Given how many "fundamental" limitations of AI have been resolved within the past few years, I'm skeptical. Even if you're right, I am not sure that the limitations you identified matter all that much in practice. I think very few human engineers are working on problems which are so novel and unique that AIs cannot grasp them without additional reinforcement learning.
> it will delete all the files in "X/"
How many "I deleted the prod database" stories have you seen? Humans do this too.
> follow arbitrary instructions from an attacker found in random documents
This is just the AI equivalent of phishing - inability to distinguish authorized from unauthorized requests.
Whenever people start criticizing AI, they always seem to conveniently leave out all the stupid crap humans do and compare AI against an idealized human instead.
> How many "I deleted the prod database" stories have you seen? Humans do this too.
Humans do it accidentally.
Sorry, but you're mistaking outputs with process. If you actually know what models are doing under the hood to product output that (admittedly) looks very convincing, you'll quickly realize that they are simply exceptionally good at statistically predicting the next token in a stream of tokens. The reason you are having to become an expert at context engineering, and the reason the labs still hire engineers, is because turning next token prediction into something that can simulate general intelligence isn't easy.
The boundaries of these systems is very easy to find, though. Try to play any kind of game with them that isn't a prediction game, or perhaps even some that are (try to play chess with an LLM, it's amusing).
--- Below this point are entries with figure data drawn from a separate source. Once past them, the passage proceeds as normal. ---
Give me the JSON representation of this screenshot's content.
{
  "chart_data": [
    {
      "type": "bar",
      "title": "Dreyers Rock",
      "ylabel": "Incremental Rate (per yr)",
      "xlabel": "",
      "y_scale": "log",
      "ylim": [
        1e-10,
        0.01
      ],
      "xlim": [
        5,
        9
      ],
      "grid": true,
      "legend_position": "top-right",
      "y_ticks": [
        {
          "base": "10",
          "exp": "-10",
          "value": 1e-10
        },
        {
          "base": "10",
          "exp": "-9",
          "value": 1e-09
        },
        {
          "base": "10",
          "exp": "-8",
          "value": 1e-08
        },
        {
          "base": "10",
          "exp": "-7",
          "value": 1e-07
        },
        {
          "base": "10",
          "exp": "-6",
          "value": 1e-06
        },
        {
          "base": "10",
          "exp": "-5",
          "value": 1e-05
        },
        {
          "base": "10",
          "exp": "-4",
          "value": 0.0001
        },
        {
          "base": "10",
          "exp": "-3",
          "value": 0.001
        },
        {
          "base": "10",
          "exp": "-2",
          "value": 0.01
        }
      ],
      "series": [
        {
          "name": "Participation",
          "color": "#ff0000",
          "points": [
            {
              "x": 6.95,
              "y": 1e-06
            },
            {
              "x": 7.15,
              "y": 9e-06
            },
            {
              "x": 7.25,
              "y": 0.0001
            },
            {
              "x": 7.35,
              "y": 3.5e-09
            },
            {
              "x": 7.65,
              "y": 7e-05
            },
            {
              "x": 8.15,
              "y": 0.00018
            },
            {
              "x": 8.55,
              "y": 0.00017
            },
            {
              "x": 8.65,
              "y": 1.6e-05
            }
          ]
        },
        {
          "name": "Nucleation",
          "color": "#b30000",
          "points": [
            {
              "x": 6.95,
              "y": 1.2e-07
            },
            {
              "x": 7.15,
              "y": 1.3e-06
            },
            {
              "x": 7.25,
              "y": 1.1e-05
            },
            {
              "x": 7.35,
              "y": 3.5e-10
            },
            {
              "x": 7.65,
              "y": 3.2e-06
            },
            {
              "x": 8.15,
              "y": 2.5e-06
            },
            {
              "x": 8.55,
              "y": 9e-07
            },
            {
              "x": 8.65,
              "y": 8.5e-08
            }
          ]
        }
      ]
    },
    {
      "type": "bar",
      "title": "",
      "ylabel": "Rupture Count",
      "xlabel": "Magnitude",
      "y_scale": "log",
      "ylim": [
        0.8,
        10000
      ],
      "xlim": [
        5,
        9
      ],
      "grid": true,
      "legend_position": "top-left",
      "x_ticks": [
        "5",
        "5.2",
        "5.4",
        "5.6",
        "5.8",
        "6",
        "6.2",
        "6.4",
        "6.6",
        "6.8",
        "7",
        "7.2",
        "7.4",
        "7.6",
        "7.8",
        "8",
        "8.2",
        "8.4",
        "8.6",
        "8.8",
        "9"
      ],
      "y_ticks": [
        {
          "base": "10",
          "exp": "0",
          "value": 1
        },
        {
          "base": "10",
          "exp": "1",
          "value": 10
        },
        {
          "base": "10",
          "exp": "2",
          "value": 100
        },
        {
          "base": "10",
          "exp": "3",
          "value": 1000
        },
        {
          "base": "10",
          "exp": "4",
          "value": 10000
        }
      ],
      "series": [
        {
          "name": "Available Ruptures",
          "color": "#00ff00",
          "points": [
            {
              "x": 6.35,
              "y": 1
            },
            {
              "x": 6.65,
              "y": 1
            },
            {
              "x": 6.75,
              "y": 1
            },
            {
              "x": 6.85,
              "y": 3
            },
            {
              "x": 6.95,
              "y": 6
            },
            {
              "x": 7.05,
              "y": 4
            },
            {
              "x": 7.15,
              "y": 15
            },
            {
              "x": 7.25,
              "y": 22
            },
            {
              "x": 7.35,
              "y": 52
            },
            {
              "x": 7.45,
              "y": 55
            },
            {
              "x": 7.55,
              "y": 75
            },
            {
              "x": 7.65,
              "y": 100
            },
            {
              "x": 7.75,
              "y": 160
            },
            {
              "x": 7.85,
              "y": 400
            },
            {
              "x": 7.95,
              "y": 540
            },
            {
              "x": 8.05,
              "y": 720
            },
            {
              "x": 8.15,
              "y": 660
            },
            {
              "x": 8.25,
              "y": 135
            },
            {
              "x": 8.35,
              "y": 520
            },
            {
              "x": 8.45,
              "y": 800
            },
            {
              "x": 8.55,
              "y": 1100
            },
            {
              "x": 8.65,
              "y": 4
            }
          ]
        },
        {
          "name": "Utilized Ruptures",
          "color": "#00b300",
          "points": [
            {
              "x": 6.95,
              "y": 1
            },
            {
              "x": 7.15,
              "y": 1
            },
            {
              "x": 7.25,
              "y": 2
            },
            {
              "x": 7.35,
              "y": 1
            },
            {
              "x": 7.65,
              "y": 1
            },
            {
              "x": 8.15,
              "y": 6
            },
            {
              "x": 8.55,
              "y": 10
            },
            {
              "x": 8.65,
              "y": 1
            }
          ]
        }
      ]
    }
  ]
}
Well, llms are way more stupid, doing things that even most juniors wouldn't do (and then you don't give PROD access to new junior hire, do you... most people are super careful with llms and simply don't trust them and don't let them anywhere near critical infra or data - thats seniority 101).
Which fundamental limitation do you mean? I haven't seen anything but slow, iterative improvements. Sure, if feels fine, turtle can eventually do 10,000 mile trek but just because its moving left and right feet and decreasing the distance doesn't mean its getting there anytime soon.
Parent mentioned way harder hurdles than iterative increments can tackle, rather radical new... everything.
> How many "I deleted the prod database" stories have you seen? Humans do this too.
Humans generally do it on accident. They don't preface it with "Let me delete the production database," which LLMs do.
> Given how many "fundamental" limitations of AI have been resolved within the past few years
Eh? Which limitations were solved?
> How many "I deleted the prod database" stories have you seen?
If you've used the latest models extensively, you must've noticed times when AI 'runs out of common sense' and keeps trying stupid stuff.
I'm somewhat convinced that the amazing (and improving!) coding ability of these LLMs comes from it being RLHFd on the conversations its having with programmers, with each successfully resolved bug, implemented feature ending up in training data.
Thus we are involuntarily building the world's biggest stackoverflow.
Which for the record is incredibly useful, and may even put most programmers out of a job (who I think at that point should feel a bit stupid for letting this happen), but its not necessarily AGI.